Street in Moscow, Russia

Frunzenskaya Embankment is a street and embankment in Khamovniki District of Moscow. It is a section of the embankment along the Moskva between the Krymsky and Novoandreevsky Bridges.

==Etymology==
Along with three adjacent streets, Frunzenskaya Embankment was named after the Russian Bolshevik military commander Mikhail Frunze. The embankment's historic and original name is Khamovnicheskaya Embankment. The date of renaming under the Soviet regime in different sources is 1925, 1926, and 1936. The last date is most likely correct, since on the map of Moscow in 1934, the embankment was still called Khamovnicheskaya.

==History==
The embankment as a passage along the Moskva arose after the construction of the iron Crimean Bridge in 1872. In 1897, the Khamovnicheskaya Embankment project was approved as a city passage to Kamer-Kollezhsky rampart, but it was only partially implemented by 1914. The embankment development, with the exception of several buildings, remained single-story until the mid-1930s. From 1923 to 1936, a tram ran along the embankment.
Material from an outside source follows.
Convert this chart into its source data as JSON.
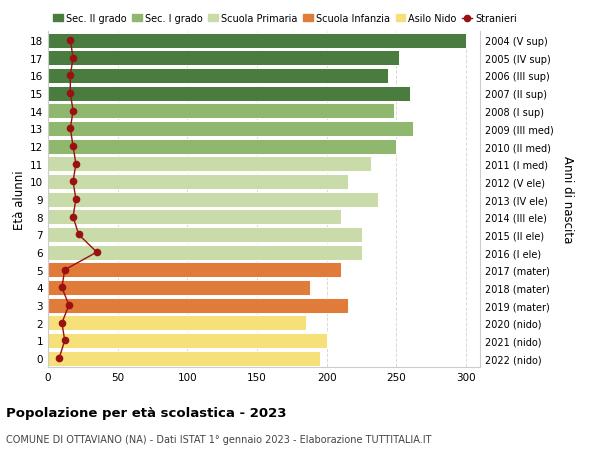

In 1933, the All-Union Construction Exhibition was opened on the embankment. In the second half of the 1930s, several multi-story residential buildings were built on the embankment, including a complex of residential buildings repeating those built shortly before according to the design of the architect A. G. Mordvinov on Bolshaya Kaluzhskaya Street (now part of Leninsky Prospekt). In 1936-1937, the river banks were faced with granite.

In 1950, a plan for the reconstruction of the embankment was approved, developed by architects Ya. V. Belopolsky, E. N. Stamo and N. Ya. Ulas. According to this plan, the embankment was widened to 50 metres and divided into six blocks, including buildings built in 1935-1940. It was planned to build 40 large multi-story buildings, seven schools, sports grounds, and landscaping on the embankment. The houses were to be mainly 10-14 stories high, since the embankment is located between the high-rise building of the University on Lenin Hills and the new high-rise buildings in the Garden Ring. As a result of this plan, the embankment was built up with Stalinist buildings. In 1956, a trolleybus was built along the embankment.